Support is available for anyone who is struggling with self-harm, or has thought about self-harming, as well as for friends and family.

The NHS recommends speaking to a GP who will discuss the best options, including advice and treatment for minor injuries, as well as self-help and support groups.

If needed, a GP may discuss referring you for an assessment with a local community mental health team (CMHT), which will allow a care team to work out a treatment plan, such as a talking therapy, to help people manage their self-harm.

As well as a GP, there are a number of other listening services and support organisations that are available.

The free listening services offer confidential advice from trained volunteers, who will talk about any matters that are troubling you, no matter how difficult.

Call 116 123 to talk to Samaritans, or email: [email protected] for a reply within 24 hours.

Alternatively, text "SHOUT" to 85258 to contact the Shout Crisis Text Line, or text "YM" if you are under 19. If you are under 19, you can also call 0800 1111 to talk to Childline.

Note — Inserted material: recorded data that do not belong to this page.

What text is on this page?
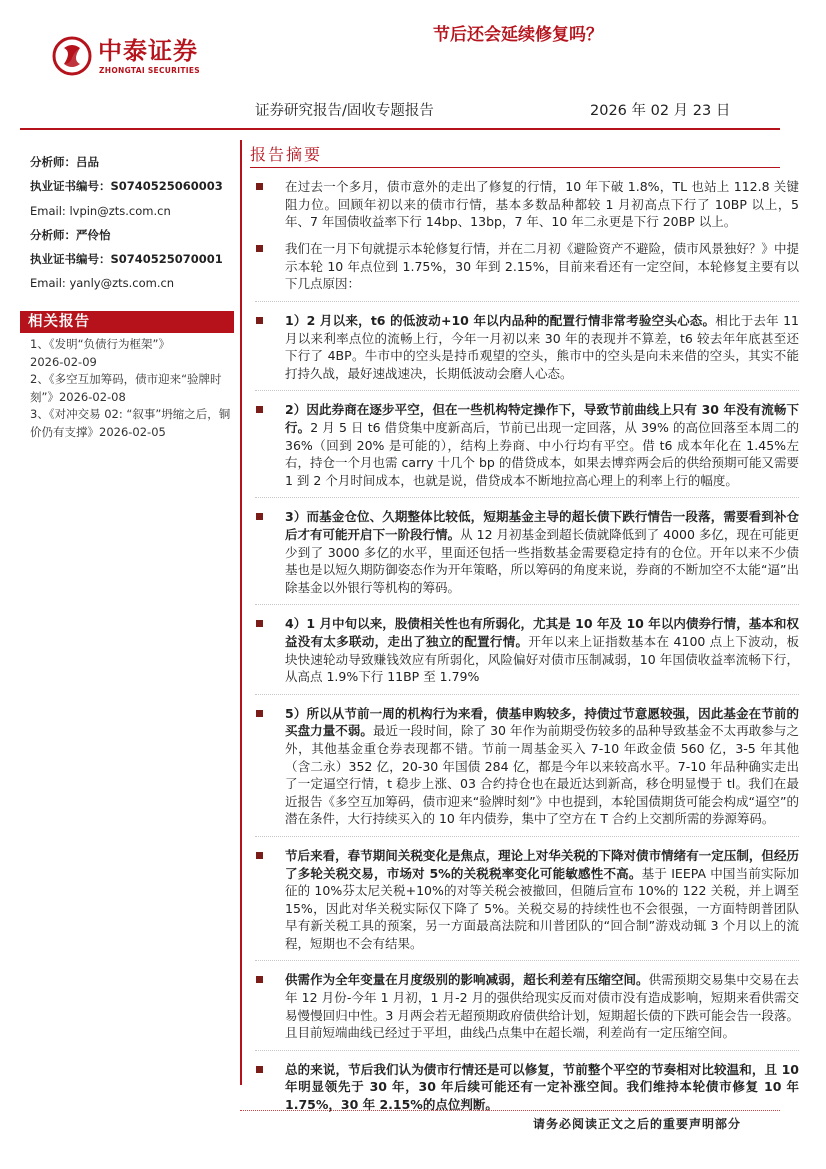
中泰证券
ZHONGTAI SECURITIES
节后还会延续修复吗？
证券研究报告/固收专题报告	2026 年 02 月 23 日
分析师：吕品
执业证书编号：S0740525060003
Email: lvpin@zts.com.cn
分析师：严伶怡
执业证书编号：S0740525070001
Email: yanly@zts.com.cn
相关报告
1、《发明“负债行为框架”》
2026-02-09
2、《多空互加筹码，债市迎来“验牌时刻”》2026-02-08
3、《对冲交易 02: “叙事”坍缩之后，铜价仍有支撑》2026-02-05
报告摘要
在过去一个多月，债市意外的走出了修复的行情，10 年下破 1.8%，TL 也站上 112.8 关键阻力位。回顾年初以来的债市行情，基本多数品种都较 1 月初高点下行了 10BP 以上，5 年、7 年国债收益率下行 14bp、13bp，7 年、10 年二永更是下行 20BP 以上。
我们在一月下旬就提示本轮修复行情，并在二月初《避险资产不避险，债市风景独好？》中提示本轮 10 年点位到 1.75%，30 年到 2.15%，目前来看还有一定空间，本轮修复主要有以下几点原因：
1）2 月以来，t6 的低波动+10 年以内品种的配置行情非常考验空头心态。相比于去年 11 月以来利率点位的流畅上行，今年一月初以来 30 年的表现并不算差，t6 较去年年底甚至还下行了 4BP。牛市中的空头是持币观望的空头，熊市中的空头是向未来借的空头，其实不能打持久战，最好速战速决，长期低波动会磨人心态。
2）因此券商在逐步平空，但在一些机构特定操作下，导致节前曲线上只有 30 年没有流畅下行。2 月 5 日 t6 借贷集中度新高后，节前已出现一定回落，从 39% 的高位回落至本周二的 36%（回到 20% 是可能的），结构上券商、中小行均有平空。借 t6 成本年化在 1.45%左右，持仓一个月也需 carry 十几个 bp 的借贷成本，如果去博弈两会后的供给预期可能又需要 1 到 2 个月时间成本，也就是说，借贷成本不断地拉高心理上的利率上行的幅度。
3）而基金仓位、久期整体比较低，短期基金主导的超长债下跌行情告一段落，需要看到补仓后才有可能开启下一阶段行情。从 12 月初基金到超长债就降低到了 4000 多亿，现在可能更少到了 3000 多亿的水平，里面还包括一些指数基金需要稳定持有的仓位。开年以来不少债基也是以短久期防御姿态作为开年策略，所以筹码的角度来说，券商的不断加空不太能“逼”出除基金以外银行等机构的筹码。
4）1 月中旬以来，股债相关性也有所弱化，尤其是 10 年及 10 年以内债券行情，基本和权益没有太多联动，走出了独立的配置行情。开年以来上证指数基本在 4100 点上下波动，板块快速轮动导致赚钱效应有所弱化，风险偏好对债市压制减弱，10 年国债收益率流畅下行，从高点 1.9%下行 11BP 至 1.79%
5）所以从节前一周的机构行为来看，债基申购较多，持债过节意愿较强，因此基金在节前的买盘力量不弱。最近一段时间，除了 30 年作为前期受伤较多的品种导致基金不太再敢参与之外，其他基金重仓券表现都不错。节前一周基金买入 7-10 年政金债 560 亿，3-5 年其他（含二永）352 亿，20-30 年国债 284 亿，都是今年以来较高水平。7-10 年品种确实走出了一定逼空行情，t 稳步上涨、03 合约持仓也在最近达到新高，移仓明显慢于 tl。我们在最近报告《多空互加筹码，债市迎来“验牌时刻”》中也提到，本轮国债期货可能会构成“逼空”的潜在条件，大行持续买入的 10 年内债券，集中了空方在 T 合约上交割所需的券源筹码。
节后来看，春节期间关税变化是焦点，理论上对华关税的下降对债市情绪有一定压制，但经历了多轮关税交易，市场对 5%的关税税率变化可能敏感性不高。基于 IEEPA 中国当前实际加征的 10%芬太尼关税+10%的对等关税会被撤回，但随后宣布 10%的 122 关税，并上调至 15%，因此对华关税实际仅下降了 5%。关税交易的持续性也不会很强，一方面特朗普团队早有新关税工具的预案，另一方面最高法院和川普团队的“回合制”游戏动辄 3 个月以上的流程，短期也不会有结果。
供需作为全年变量在月度级别的影响减弱，超长利差有压缩空间。供需预期交易集中交易在去年 12 月份-今年 1 月初，1 月-2 月的强供给现实反而对债市没有造成影响，短期来看供需交易慢慢回归中性。3 月两会若无超预期政府债供给计划，短期超长债的下跌可能会告一段落。且目前短端曲线已经过于平坦，曲线凸点集中在超长端，利差尚有一定压缩空间。
总的来说，节后我们认为债市行情还是可以修复，节前整个平空的节奏相对比较温和，且 10 年明显领先于 30 年，30 年后续可能还有一定补涨空间。我们维持本轮债市修复 10 年 1.75%，30 年 2.15%的点位判断。
请务必阅读正文之后的重要声明部分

The number will not appear on your phone bill.

If you prefer a webchat, these services are available at certain times:

Additionally, these organisations offer information and support for anyone who self-harms or thinks about self-harm, or their friends and family:

If you struggle with suicidal thoughts or are supporting someone else, the Staying Safe website provides information on how to make a safety plan. It includes video tutorials and online templates to guide you through the process.

You could also download the free distrACT app which provides easy, quick and discreet access to information and advice about self-harm and suicidal thoughts.